Conta Comigo, de Martina Mendes, fala de um aniversário e do pior tipo de monstros - os que vivem na realidade. Intenso, marca um ritmo forte na forma direta que tem de contar a história, evocando ao mesmo tempo uma sensação de horror visceral e uma reflexão sobre o que esconde nas sombras de vidas aparentemente normais. 
Segue-se Labirinto, de Paulo A. M. Oliveira, história de um hotel abandonado e dos perigos que se escondem nos seus labirínticos corredores. Com uma aura de horror clássico e um crescendo de intensidade que culmina num final surpreendente, ainda que ligeiramente ambíguo, trata-se de uma história tão misteriosa quanto cativante.
Godigana, de Maria Varanda, fala de um aparente caso de polícia que esconde verdades mais sombrias e de difícil explicação. Verdadeiramente arrepiante, não só pela história propriamente dita, mas sobretudo pela tensão que emana da escrita, tem nas diferentes perspetivas e no contraste entre as sombras de cada uma delas uma força poderosa. 
O Devorador de Sonhos, de Marta Nazaré, conta a história da origem dos pesadelos, num conto inesperadamente leve e carregadinho de magia, com um toque de inocência e de ternura a dar luz a esta aventura de terrores literários. 
Bom Trabalho, de José Maria Covas, é a muito breve história de uma loja de decoração com produtos singulares. Deixa inevitavelmente uma certa curiosidade sobre a particularidades da loja, mas a concisão do conto tem também o efeito de intensificar o choque, o que torna tudo mais surpreendente.
Sonhei com uma Linha Vermelha, de Madalena Feliciano Santos, fala de um misterioso sonho com consequências devastadoras na realidade. Além de ser um dos contos mais longos do livro, é um dos que mais prolonga a aura de mistério, construindo uma base sobrenatural singular cujos contornos têm muito de inesperado.
Amor, de Patrícia Sá, conta a história da perda de um ente querido e da presença que persiste no local outrora habitado. Marcante sobretudo pela fusão de nostalgia e ternura com aspetos mais sombrios, trata-se de um conto com um cerne essencialmente inocente, mas também bastante intenso e cheio de tensão. 
Segue-se A Mais Bela Profissão, de Sandra Amado, história de um encontro fugaz de consequências dramáticas. Muito breve e escrito num registo bastante direto, sobressai acima de tudo pela capacidade de gerar tanta surpresa em tão poucas páginas. 
Ritos, de Vanessa Barroca dos Reis, fala da perda de uma esposa, dos rituais do luto e da sua consumação em formas inesperadas.

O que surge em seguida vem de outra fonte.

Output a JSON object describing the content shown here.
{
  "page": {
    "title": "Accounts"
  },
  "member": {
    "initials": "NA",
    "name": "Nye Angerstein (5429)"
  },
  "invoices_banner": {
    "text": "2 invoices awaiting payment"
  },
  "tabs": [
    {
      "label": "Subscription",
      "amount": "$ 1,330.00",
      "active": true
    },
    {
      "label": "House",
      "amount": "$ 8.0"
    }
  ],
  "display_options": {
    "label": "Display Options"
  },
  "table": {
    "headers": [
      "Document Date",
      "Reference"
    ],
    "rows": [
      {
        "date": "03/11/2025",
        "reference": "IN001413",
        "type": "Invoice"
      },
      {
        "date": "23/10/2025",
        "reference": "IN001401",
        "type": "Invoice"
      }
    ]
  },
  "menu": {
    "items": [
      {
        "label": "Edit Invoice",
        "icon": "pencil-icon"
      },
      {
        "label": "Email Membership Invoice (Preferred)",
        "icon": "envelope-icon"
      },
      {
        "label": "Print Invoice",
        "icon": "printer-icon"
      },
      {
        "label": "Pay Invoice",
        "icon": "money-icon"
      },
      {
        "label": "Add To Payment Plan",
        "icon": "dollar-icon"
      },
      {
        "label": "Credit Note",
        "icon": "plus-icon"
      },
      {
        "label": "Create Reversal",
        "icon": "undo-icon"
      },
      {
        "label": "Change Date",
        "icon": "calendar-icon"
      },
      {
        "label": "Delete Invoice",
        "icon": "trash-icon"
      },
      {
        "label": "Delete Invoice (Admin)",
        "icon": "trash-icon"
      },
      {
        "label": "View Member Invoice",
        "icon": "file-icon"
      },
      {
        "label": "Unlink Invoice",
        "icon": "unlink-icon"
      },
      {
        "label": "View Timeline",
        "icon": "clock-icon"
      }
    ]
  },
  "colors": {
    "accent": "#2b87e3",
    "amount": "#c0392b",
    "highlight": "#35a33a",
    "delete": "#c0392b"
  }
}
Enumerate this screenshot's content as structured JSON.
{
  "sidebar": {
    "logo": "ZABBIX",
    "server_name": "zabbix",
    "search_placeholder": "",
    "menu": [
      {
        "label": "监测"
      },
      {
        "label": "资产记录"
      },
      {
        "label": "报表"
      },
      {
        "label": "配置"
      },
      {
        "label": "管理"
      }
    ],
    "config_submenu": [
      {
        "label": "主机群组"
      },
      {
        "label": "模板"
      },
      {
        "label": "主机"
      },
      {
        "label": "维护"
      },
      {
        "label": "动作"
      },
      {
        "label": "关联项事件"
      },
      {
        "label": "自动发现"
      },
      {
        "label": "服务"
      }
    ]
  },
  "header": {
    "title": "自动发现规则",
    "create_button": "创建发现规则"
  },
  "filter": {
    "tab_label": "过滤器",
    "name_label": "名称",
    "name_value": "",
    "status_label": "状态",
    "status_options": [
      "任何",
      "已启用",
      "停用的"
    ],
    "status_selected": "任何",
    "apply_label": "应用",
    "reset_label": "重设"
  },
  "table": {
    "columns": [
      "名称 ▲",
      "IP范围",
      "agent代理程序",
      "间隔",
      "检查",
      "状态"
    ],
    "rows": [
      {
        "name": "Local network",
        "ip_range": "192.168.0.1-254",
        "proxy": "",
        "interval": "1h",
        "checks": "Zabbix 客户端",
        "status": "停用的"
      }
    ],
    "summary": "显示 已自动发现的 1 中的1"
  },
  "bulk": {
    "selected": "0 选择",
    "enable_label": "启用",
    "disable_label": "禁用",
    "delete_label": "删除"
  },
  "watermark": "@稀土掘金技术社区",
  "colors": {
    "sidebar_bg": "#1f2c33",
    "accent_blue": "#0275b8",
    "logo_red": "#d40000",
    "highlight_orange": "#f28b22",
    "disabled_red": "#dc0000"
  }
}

Mais pausado do que os contos anteriores, e também mais introspetivo, tem na forma como explora a desorientação do luto, e também as suas facetas pessoais, a sua grande força. E, feito mais de pequenas perceções do que de acontecimentos dramáticos, acaba por surpreender também pela sua medida de serenidade. 
O Palco Vazio, de Susana Silva, fala do que parece ser um vago apocalipse e do consequente mundo deserto por onde alguém vagueia. Com uma voz muito própria e um registo algo ambíguo, trata-se de um conto construído à base de impressões, deixando por isso muito em aberto, mas também uma intrigante sensação onírica.

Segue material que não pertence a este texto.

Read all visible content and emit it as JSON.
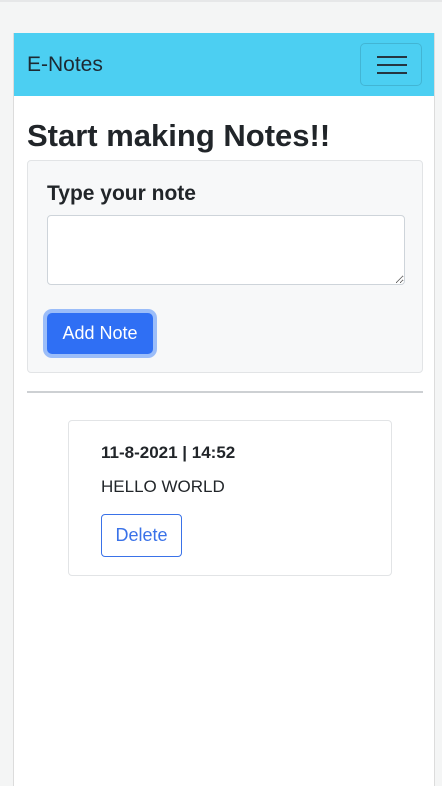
{
  "navbar": {
    "brand": "E-Notes",
    "toggler_icon": "hamburger-menu-icon"
  },
  "main": {
    "title": "Start making Notes!!",
    "form": {
      "label": "Type your note",
      "textarea_value": "",
      "add_button_label": "Add Note"
    },
    "notes": [
      {
        "date": "11-8-2021 | 14:52",
        "text": "HELLO WORLD",
        "delete_label": "Delete"
      }
    ]
  },
  "colors": {
    "navbar_bg": "#4ccff2",
    "primary": "#2f6ff4",
    "delete_outline": "#3a72e8"
  }
}
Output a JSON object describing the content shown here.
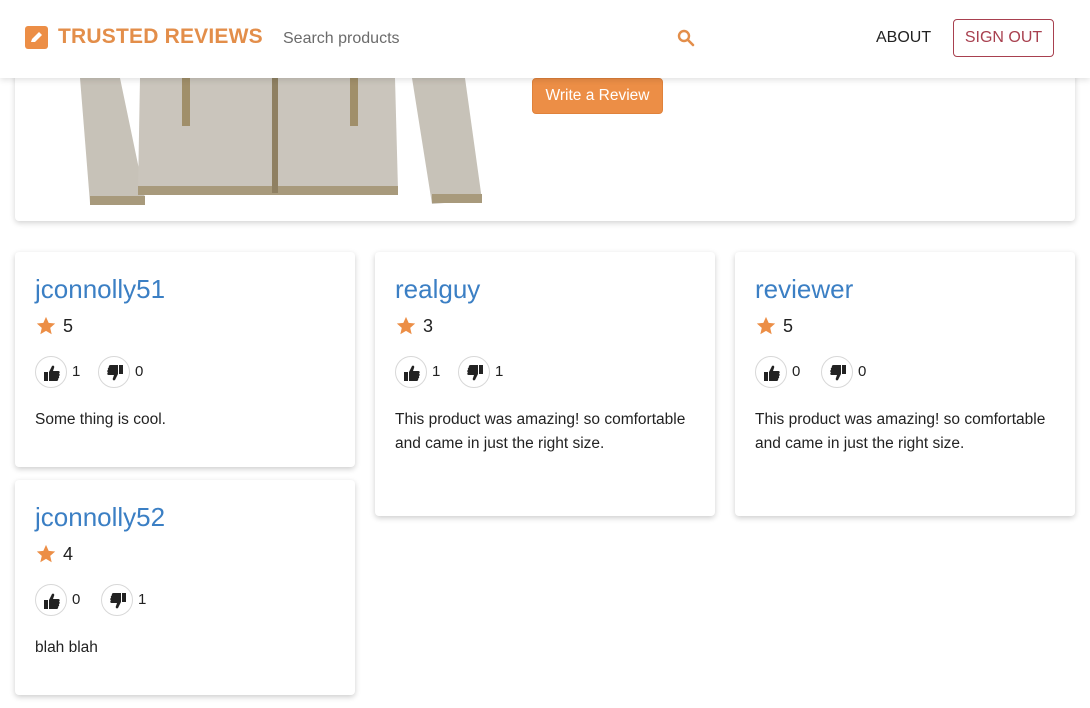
{
  "header": {
    "brand": "TRUSTED REVIEWS",
    "search_placeholder": "Search products",
    "about_label": "ABOUT",
    "signout_label": "SIGN OUT"
  },
  "product": {
    "write_review_label": "Write a Review"
  },
  "reviews": [
    {
      "username": "jconnolly51",
      "rating": "5",
      "upvotes": "1",
      "downvotes": "0",
      "text": "Some thing is cool."
    },
    {
      "username": "realguy",
      "rating": "3",
      "upvotes": "1",
      "downvotes": "1",
      "text": "This product was amazing! so comfortable and came in just the right size."
    },
    {
      "username": "reviewer",
      "rating": "5",
      "upvotes": "0",
      "downvotes": "0",
      "text": "This product was amazing! so comfortable and came in just the right size."
    },
    {
      "username": "jconnolly52",
      "rating": "4",
      "upvotes": "0",
      "downvotes": "1",
      "text": "blah blah"
    }
  ],
  "colors": {
    "accent": "#ec8e46",
    "link": "#3b7fc4",
    "signout": "#a8404f"
  },
  "icons": {
    "logo": "pencil-square-icon",
    "search": "search-icon",
    "rating": "star-icon",
    "upvote": "thumbs-up-icon",
    "downvote": "thumbs-down-icon"
  }
}
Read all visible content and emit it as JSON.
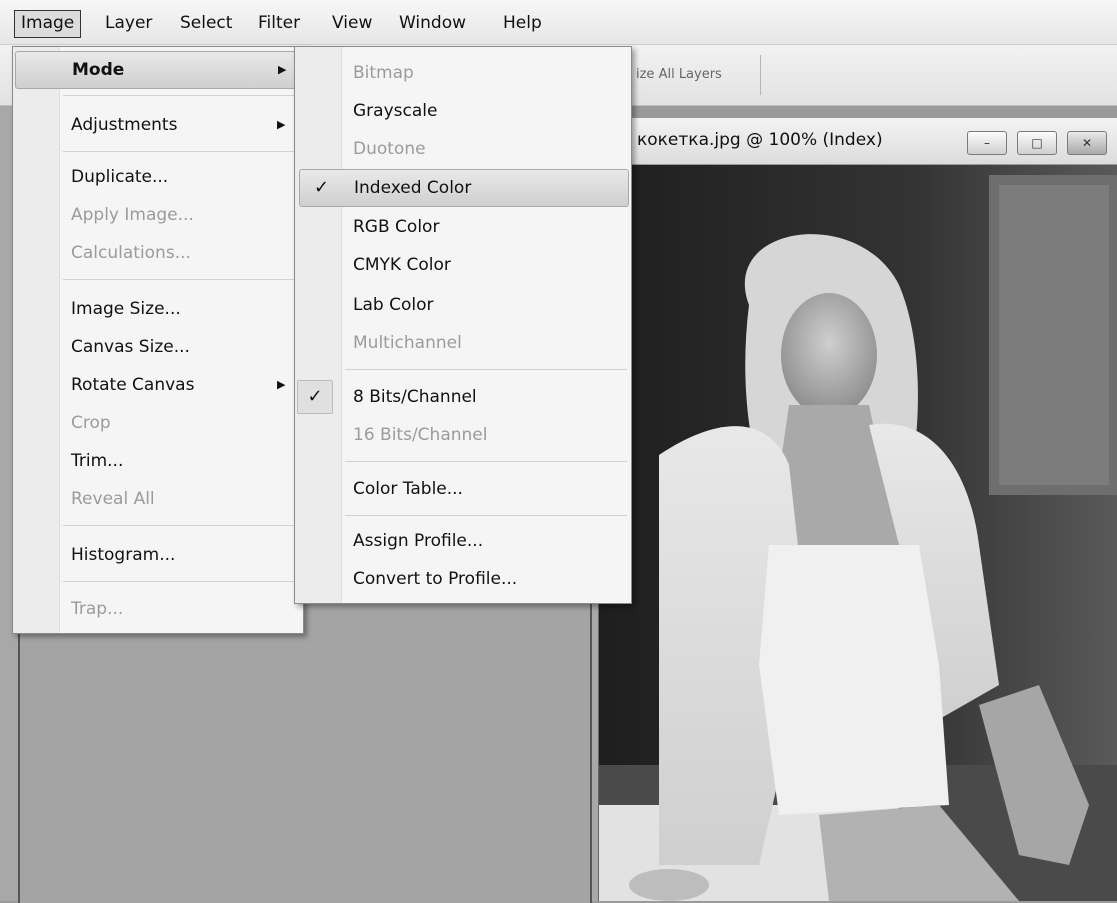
{
  "menubar": {
    "items": [
      "Image",
      "Layer",
      "Select",
      "Filter",
      "View",
      "Window",
      "Help"
    ]
  },
  "optionsbar": {
    "sample_all_layers": "ize All Layers"
  },
  "document": {
    "title": "кокетка.jpg @ 100% (Index)",
    "buttons": {
      "minimize": "–",
      "restore": "□",
      "close": "✕"
    }
  },
  "image_menu": {
    "items": [
      {
        "label": "Mode",
        "submenu": true,
        "highlighted": true
      },
      {
        "label": "Adjustments",
        "submenu": true
      },
      {
        "label": "Duplicate..."
      },
      {
        "label": "Apply Image...",
        "disabled": true
      },
      {
        "label": "Calculations...",
        "disabled": true
      },
      {
        "label": "Image Size..."
      },
      {
        "label": "Canvas Size..."
      },
      {
        "label": "Rotate Canvas",
        "submenu": true
      },
      {
        "label": "Crop",
        "disabled": true
      },
      {
        "label": "Trim..."
      },
      {
        "label": "Reveal All",
        "disabled": true
      },
      {
        "label": "Histogram..."
      },
      {
        "label": "Trap...",
        "disabled": true
      }
    ]
  },
  "mode_menu": {
    "items": [
      {
        "label": "Bitmap",
        "disabled": true
      },
      {
        "label": "Grayscale"
      },
      {
        "label": "Duotone",
        "disabled": true
      },
      {
        "label": "Indexed Color",
        "checked": true,
        "highlighted": true
      },
      {
        "label": "RGB Color"
      },
      {
        "label": "CMYK Color"
      },
      {
        "label": "Lab Color"
      },
      {
        "label": "Multichannel",
        "disabled": true
      },
      {
        "label": "8 Bits/Channel",
        "checked": true
      },
      {
        "label": "16 Bits/Channel",
        "disabled": true
      },
      {
        "label": "Color Table..."
      },
      {
        "label": "Assign Profile..."
      },
      {
        "label": "Convert to Profile..."
      }
    ]
  },
  "glyphs": {
    "check": "✓",
    "submenu_arrow": "▶"
  },
  "colors": {
    "menu_bg": "#f5f5f5",
    "disabled_text": "#9b9b9b",
    "workspace": "#a8a8a8"
  }
}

Finalmente, A Tradição, de Francisco Horta, conta a história de um marido com más notícias para dar à mulher e de uma sombria tradição que tem de ser cumprida a todo o custo. Particularmente eficaz na aura de mistério, mas notável também pela forma direta de narrar as coisas, sobressai pelo contraste e pela capacidade de surpreender. 

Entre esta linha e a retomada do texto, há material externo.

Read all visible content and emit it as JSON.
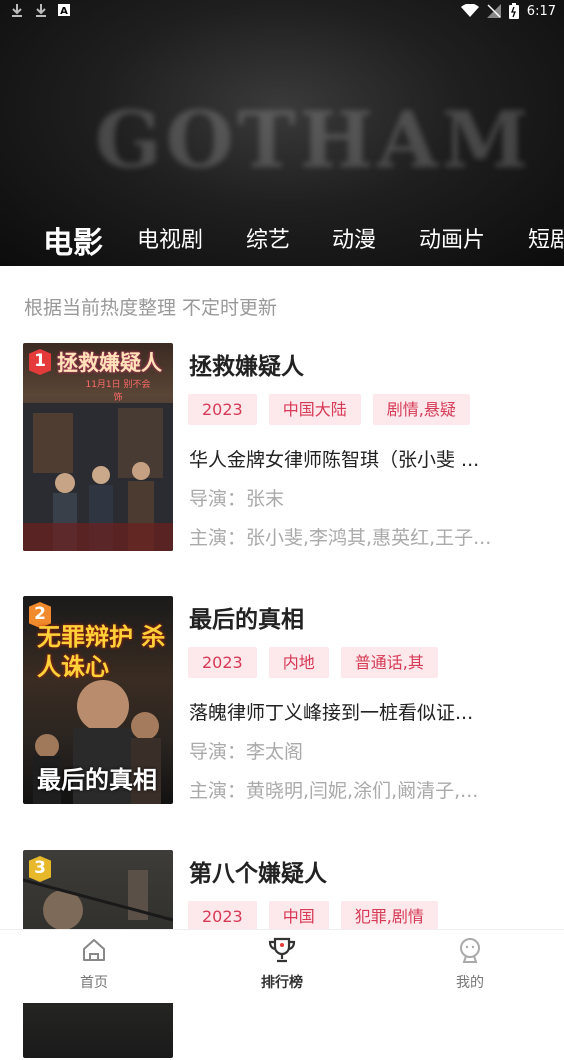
{
  "status_bar": {
    "time": "6:17",
    "left_icons": [
      "download-icon",
      "download-icon",
      "font-icon"
    ],
    "right_icons": [
      "wifi-icon",
      "signal-icon",
      "battery-icon"
    ]
  },
  "hero": {
    "watermark": "GOTHAM"
  },
  "categories": [
    "电影",
    "电视剧",
    "综艺",
    "动漫",
    "动画片",
    "短剧"
  ],
  "active_category": "电影",
  "hint": "根据当前热度整理 不定时更新",
  "colors": {
    "accent": "#d63a55",
    "tag_bg": "#fde8ec"
  },
  "items": [
    {
      "rank": "1",
      "poster_text": "拯救嫌疑人",
      "poster_badge": "11月1日 别不会饰",
      "title": "拯救嫌疑人",
      "tags": [
        "2023",
        "中国大陆",
        "剧情,悬疑"
      ],
      "description": "华人金牌女律师陈智琪（张小斐 ...",
      "director": "导演：张末",
      "cast": "主演：张小斐,李鸿其,惠英红,王子..."
    },
    {
      "rank": "2",
      "poster_text": "无罪辩护 杀人诛心",
      "poster_badge": "最后的真相",
      "title": "最后的真相",
      "tags": [
        "2023",
        "内地",
        "普通话,其"
      ],
      "description": "落魄律师丁义峰接到一桩看似证...",
      "director": "导演：李太阁",
      "cast": "主演：黄晓明,闫妮,涂们,阚清子,..."
    },
    {
      "rank": "3",
      "poster_text": "",
      "poster_badge": "",
      "title": "第八个嫌疑人",
      "tags": [
        "2023",
        "中国",
        "犯罪,剧情"
      ],
      "description": "",
      "director": "",
      "cast": ""
    }
  ],
  "bottom_nav": [
    {
      "label": "首页",
      "icon": "home-icon"
    },
    {
      "label": "排行榜",
      "icon": "trophy-icon"
    },
    {
      "label": "我的",
      "icon": "user-icon"
    }
  ],
  "active_nav": "排行榜"
}
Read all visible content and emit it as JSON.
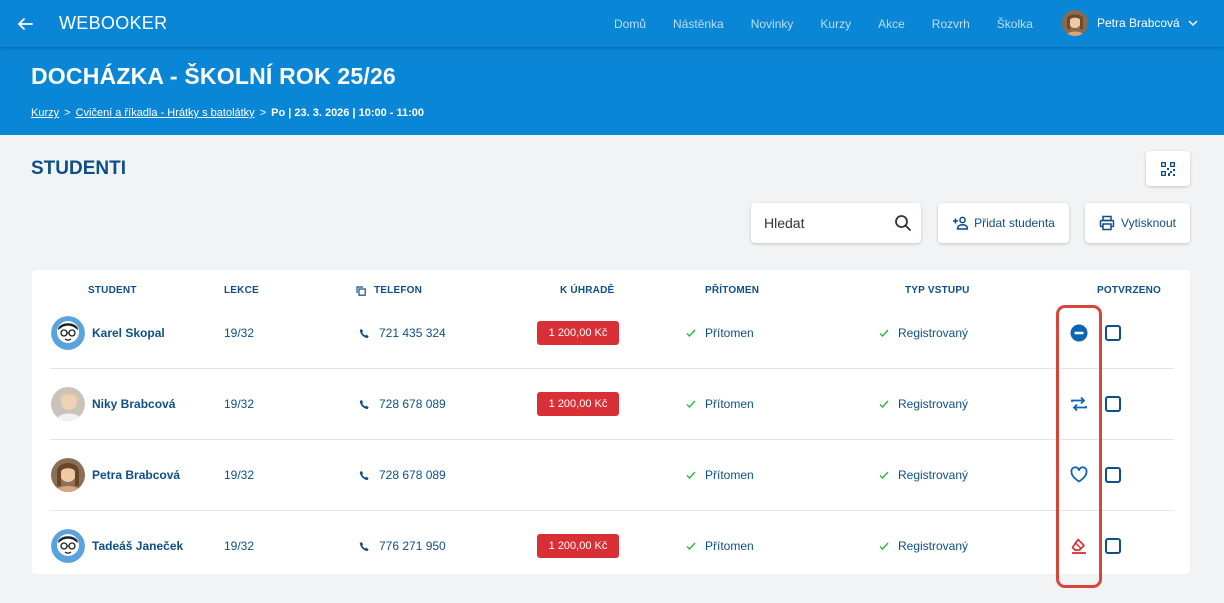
{
  "app": {
    "brand": "WEBOOKER"
  },
  "nav": {
    "items": [
      "Domů",
      "Nástěnka",
      "Novinky",
      "Kurzy",
      "Akce",
      "Rozvrh",
      "Školka"
    ]
  },
  "user": {
    "name": "Petra Brabcová"
  },
  "header": {
    "title": "DOCHÁZKA - ŠKOLNÍ ROK 25/26",
    "breadcrumb": {
      "item1": "Kurzy",
      "item2": "Cvičení a říkadla - Hrátky s batolátky",
      "separator": ">",
      "current": "Po | 23. 3. 2026 | 10:00 - 11:00"
    }
  },
  "section": {
    "title": "STUDENTI"
  },
  "toolbar": {
    "search_placeholder": "Hledat",
    "add_label": "Přidat studenta",
    "print_label": "Vytisknout"
  },
  "table": {
    "headers": {
      "student": "STUDENT",
      "lekce": "LEKCE",
      "telefon": "TELEFON",
      "k_uhrade": "K ÚHRADĚ",
      "pritomen": "PŘÍTOMEN",
      "typ_vstupu": "TYP VSTUPU",
      "potvrzeno": "POTVRZENO"
    },
    "rows": [
      {
        "name": "Karel Skopal",
        "lekce": "19/32",
        "phone": "721 435 324",
        "price": "1 200,00 Kč",
        "present": "Přítomen",
        "entry": "Registrovaný",
        "status_icon": "minus-circle-icon",
        "confirmed": false
      },
      {
        "name": "Niky Brabcová",
        "lekce": "19/32",
        "phone": "728 678 089",
        "price": "1 200,00 Kč",
        "present": "Přítomen",
        "entry": "Registrovaný",
        "status_icon": "repeat-icon",
        "confirmed": false
      },
      {
        "name": "Petra Brabcová",
        "lekce": "19/32",
        "phone": "728 678 089",
        "price": "",
        "present": "Přítomen",
        "entry": "Registrovaný",
        "status_icon": "heart-icon",
        "confirmed": false
      },
      {
        "name": "Tadeáš Janeček",
        "lekce": "19/32",
        "phone": "776 271 950",
        "price": "1 200,00 Kč",
        "present": "Přítomen",
        "entry": "Registrovaný",
        "status_icon": "eraser-icon",
        "confirmed": false
      }
    ]
  },
  "colors": {
    "primary": "#0a86d6",
    "text_dark": "#0d4f86",
    "badge_red": "#d93038",
    "check_green": "#2bb24c",
    "highlight": "#d8453a"
  }
}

Com um conjunto diverso mas coeso de contos, registos bastante distintos mas sempre cativantes e uma bela conjugação de surpresas notáveis, a impressão que fica desta antologia é inevitavelmente muito positiva. Cada conto cativa à sua maneira, e são vários os que se entranham na memória. E assim, eis uma boa palavra para resumir este livro: memorável.